Ces raisons évidentes nous amènent, Mesdames et Messieurs, à demander votre soutien à la présente motion.
Débat
Mme Jeannine de Haller (AdG). Nous sommes extrêmement inquiets quant à l'avenir de tous les Bosniaques menacés de renvoi dès le 30 avril prochain. Si ces personnes doivent partir, elles vont se retrouver dans une situation catastrophique du point de vue de la sécurité : le pays est infesté de mines antipersonnel; du point de vue de la répression sur les minorités; du point de vue du logement, des écoles et du travail. Il y a plus de 80 % de chômage là-bas.
La plupart des réfugiés bosniaques ne peuvent pas se rendre dans leur ville ou dans leur village car, ainsi que l'expliquent les délégués du Haut-Commissariat aux réfugiés qui sont sur place, l'ultra-nationalisme fait encore la loi sur une grande partie du territoire malgré les accords de Dayton. Il ne leur resterait qu'à reprendre là-bas une vie de réfugiés, vivre un nouveau déchirement avec son lot de risques et de drames. Leur renvoi ne ferait qu'ajouter au premier traumatisme de la guerre, celui de retourner dans un pays qui n'est plus le leur. Rien que la pression de la menace de renvoi exercée sur ces gens a suffi pour réveiller en eux des souvenirs terrifiants de meurtres, de viols, de privations, de terreur.

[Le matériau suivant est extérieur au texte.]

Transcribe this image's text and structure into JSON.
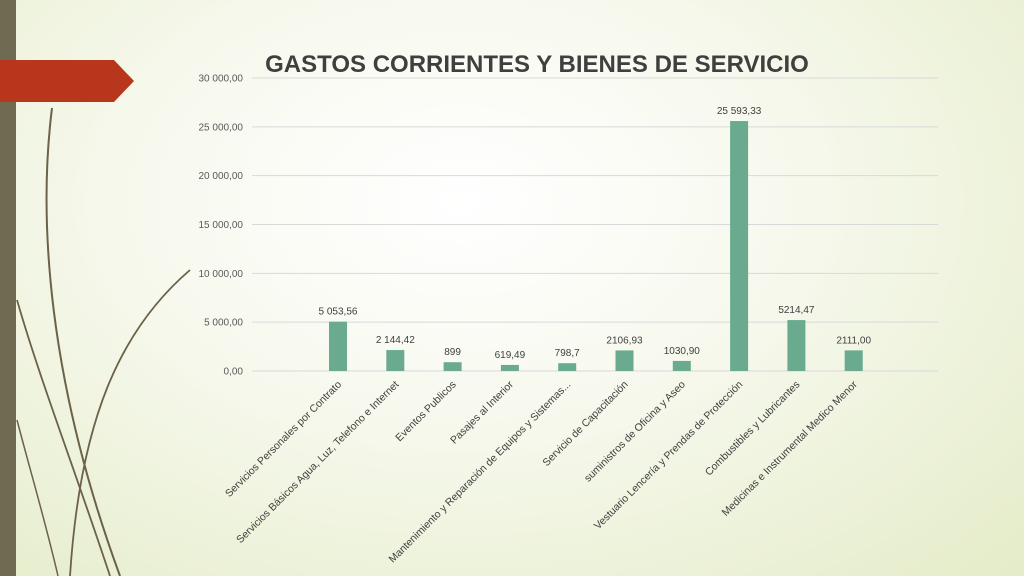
{
  "colors": {
    "bar": "#6aaa8e",
    "grid": "#d9d9d9",
    "accent_tab": "#b8361c",
    "side_bar": "#6f6a52"
  },
  "chart_data": {
    "type": "bar",
    "title": "GASTOS CORRIENTES Y BIENES DE SERVICIO",
    "xlabel": "",
    "ylabel": "",
    "ylim": [
      0,
      30000
    ],
    "grid": true,
    "legend": "none",
    "yticks": [
      "0,00",
      "5 000,00",
      "10 000,00",
      "15 000,00",
      "20 000,00",
      "25 000,00",
      "30 000,00"
    ],
    "categories": [
      "Servicios Personales por Contrato",
      "Servicios Básicos Agua, Luz, Telefono e Internet",
      "Eventos Publicos",
      "Pasajes al Interior",
      "Mantenimiento y Reparación de Equipos y Sistemas...",
      "Servicio de Capacitación",
      "suministros de Oficina y Aseo",
      "Vestuario Lencería y Prendas de Protección",
      "Combustibles y Lubricantes",
      "Medicinas e Instrumental Medico Menor"
    ],
    "values": [
      5053.56,
      2144.42,
      899,
      619.49,
      798.7,
      2106.93,
      1030.9,
      25593.33,
      5214.47,
      2111.0
    ],
    "data_labels": [
      "5 053,56",
      "2 144,42",
      "899",
      "619,49",
      "798,7",
      "2106,93",
      "1030,90",
      "25 593,33",
      "5214,47",
      "2111,00"
    ]
  }
}
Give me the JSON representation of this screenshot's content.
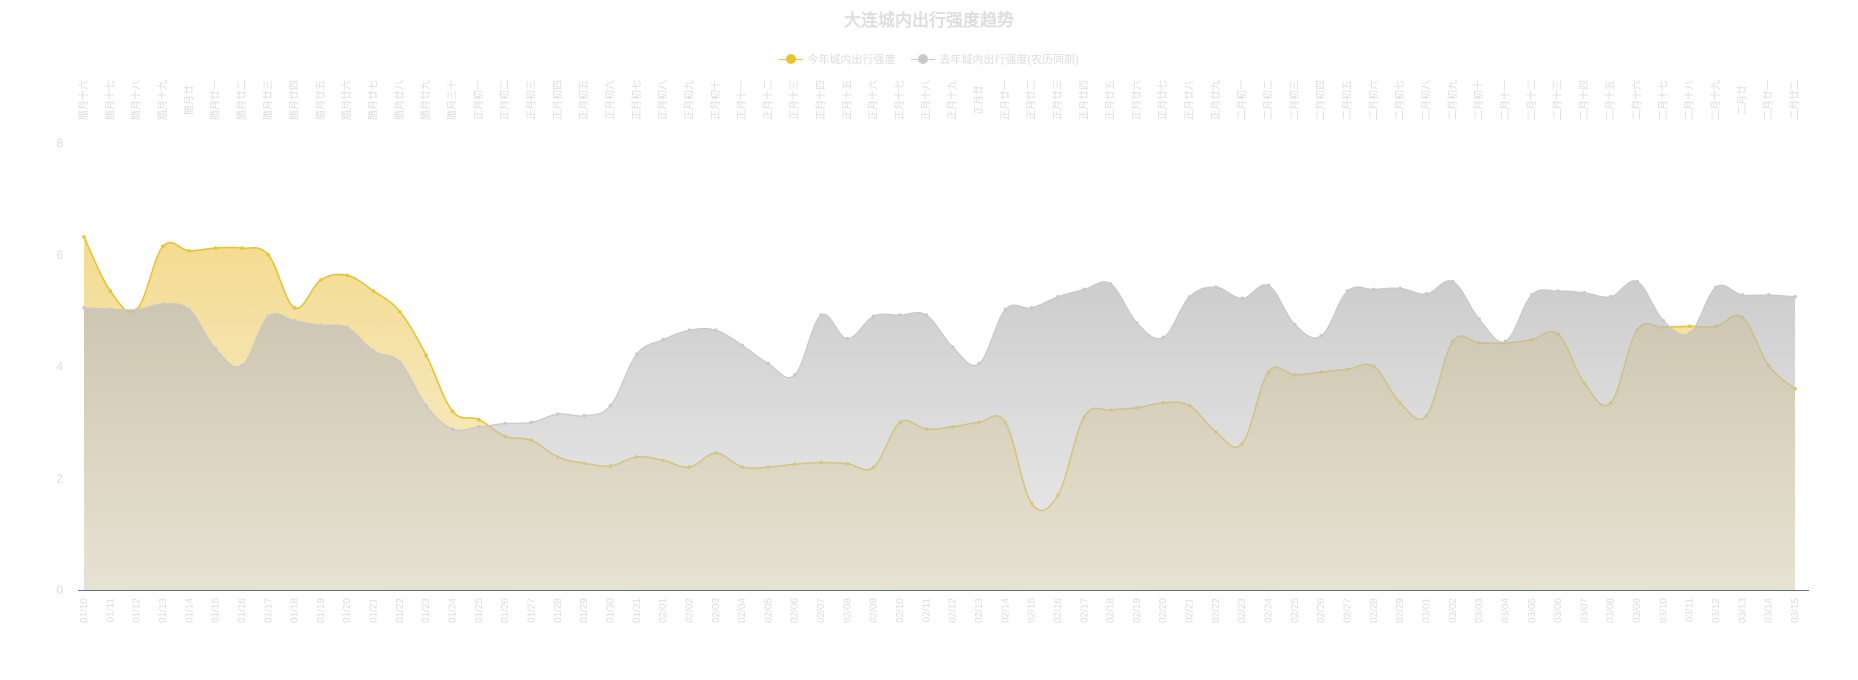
{
  "chart_data": {
    "type": "area",
    "title": "大连城内出行强度趋势",
    "ylim": [
      0,
      8
    ],
    "yticks": [
      "0",
      "2",
      "4",
      "6",
      "8"
    ],
    "grid": false,
    "legend_position": "top-center",
    "x": [
      "01/10",
      "01/11",
      "01/12",
      "01/13",
      "01/14",
      "01/15",
      "01/16",
      "01/17",
      "01/18",
      "01/19",
      "01/20",
      "01/21",
      "01/22",
      "01/23",
      "01/24",
      "01/25",
      "01/26",
      "01/27",
      "01/28",
      "01/29",
      "01/30",
      "01/31",
      "02/01",
      "02/02",
      "02/03",
      "02/04",
      "02/05",
      "02/06",
      "02/07",
      "02/08",
      "02/09",
      "02/10",
      "02/11",
      "02/12",
      "02/13",
      "02/14",
      "02/15",
      "02/16",
      "02/17",
      "02/18",
      "02/19",
      "02/20",
      "02/21",
      "02/22",
      "02/23",
      "02/24",
      "02/25",
      "02/26",
      "02/27",
      "02/28",
      "02/29",
      "03/01",
      "03/02",
      "03/03",
      "03/04",
      "03/05",
      "03/06",
      "03/07",
      "03/08",
      "03/09",
      "03/10",
      "03/11",
      "03/12",
      "03/13",
      "03/14",
      "03/15"
    ],
    "x_top": [
      "腊月十六",
      "腊月十七",
      "腊月十八",
      "腊月十九",
      "腊月廿",
      "腊月廿一",
      "腊月廿二",
      "腊月廿三",
      "腊月廿四",
      "腊月廿五",
      "腊月廿六",
      "腊月廿七",
      "腊月廿八",
      "腊月廿九",
      "腊月三十",
      "正月初一",
      "正月初二",
      "正月初三",
      "正月初四",
      "正月初五",
      "正月初六",
      "正月初七",
      "正月初八",
      "正月初九",
      "正月初十",
      "正月十一",
      "正月十二",
      "正月十三",
      "正月十四",
      "正月十五",
      "正月十六",
      "正月十七",
      "正月十八",
      "正月十九",
      "正月廿",
      "正月廿一",
      "正月廿二",
      "正月廿三",
      "正月廿四",
      "正月廿五",
      "正月廿六",
      "正月廿七",
      "正月廿八",
      "正月廿九",
      "二月初一",
      "二月初二",
      "二月初三",
      "二月初四",
      "二月初五",
      "二月初六",
      "二月初七",
      "二月初八",
      "二月初九",
      "二月初十",
      "二月十一",
      "二月十二",
      "二月十三",
      "二月十四",
      "二月十五",
      "二月十六",
      "二月十七",
      "二月十八",
      "二月十九",
      "二月廿",
      "二月廿一",
      "二月廿二"
    ],
    "series": [
      {
        "name": "今年城内出行强度",
        "color": "#e8c52e",
        "values": [
          6.32,
          5.35,
          5.02,
          6.15,
          6.07,
          6.12,
          6.12,
          6.0,
          5.05,
          5.55,
          5.63,
          5.35,
          4.98,
          4.2,
          3.2,
          3.05,
          2.75,
          2.68,
          2.38,
          2.27,
          2.22,
          2.38,
          2.32,
          2.2,
          2.45,
          2.2,
          2.2,
          2.25,
          2.28,
          2.26,
          2.2,
          3.0,
          2.88,
          2.92,
          3.0,
          3.0,
          1.55,
          1.7,
          3.1,
          3.22,
          3.26,
          3.35,
          3.3,
          2.83,
          2.62,
          3.9,
          3.85,
          3.9,
          3.95,
          4.0,
          3.35,
          3.12,
          4.45,
          4.42,
          4.42,
          4.48,
          4.58,
          3.7,
          3.35,
          4.65,
          4.7,
          4.72,
          4.72,
          4.88,
          4.02,
          3.6
        ]
      },
      {
        "name": "去年城内出行强度(农历同期)",
        "color": "#c9c9c9",
        "values": [
          5.05,
          5.03,
          5.02,
          5.12,
          5.02,
          4.32,
          4.02,
          4.9,
          4.82,
          4.74,
          4.7,
          4.28,
          4.08,
          3.3,
          2.88,
          2.92,
          2.98,
          3.0,
          3.15,
          3.12,
          3.3,
          4.22,
          4.48,
          4.65,
          4.65,
          4.38,
          4.05,
          3.85,
          4.92,
          4.5,
          4.9,
          4.92,
          4.92,
          4.35,
          4.05,
          5.02,
          5.05,
          5.25,
          5.38,
          5.48,
          4.78,
          4.52,
          5.25,
          5.42,
          5.22,
          5.45,
          4.75,
          4.55,
          5.35,
          5.38,
          5.4,
          5.3,
          5.52,
          4.85,
          4.45,
          5.28,
          5.35,
          5.32,
          5.25,
          5.52,
          4.82,
          4.6,
          5.42,
          5.28,
          5.28,
          5.25
        ]
      }
    ]
  }
}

La situation des femmes veuves ou divorcées, seules ici avec leurs enfants, pose tout particulièrement problème. Nous savons de source sûre qu'elles se retrouveront complètement marginalisées, sans aucun soutien familial et sans aucune chance de retrouver du travail. Quant aux enfants, ils se sont intégrés de façon absolument remarquable à la vie genevoise. Ils appartiennent à divers groupes de musique, de sport, aux scouts. Leur scolarité est un réel succès que ce soit à l'école primaire, au collège ou à l'université. Ces enfants ont réussi à recommencer chez nous une vie que l'on peut qualifier de normale. Ils ont réussi à se retrouver, à redonner un sens à leur vie. Il faudrait que ces jeunes repartent en Bosnie où ils ne seraient pas les bienvenus, où ils seraient vus comme des étrangers, voire comme des intrus. Ils devraient revivre l'insécurité, la peur. En plus, ils trouveraient là-bas un système scolaire ségrégationniste où les classes sont constituées selon l'origine ethnique ou la croyance religieuse des élèves, où les manuels sont distincts et l'enseignement différent. Loin de professer la tolérance et de créer les conditions d'une vie commune, le système scolaire en Bosnie ravive les animosités. Laissons ces enfants terminer leurs études ici, laissons-les choisir de rester ou de rentrer dans leur pays lorsqu'ils se sentiront prêts et suffisamment en sécurité pour le faire.
Demandons au Conseil d'Etat par le biais de cette motion de renoncer au renvoi forcé de tous les Bosniaques.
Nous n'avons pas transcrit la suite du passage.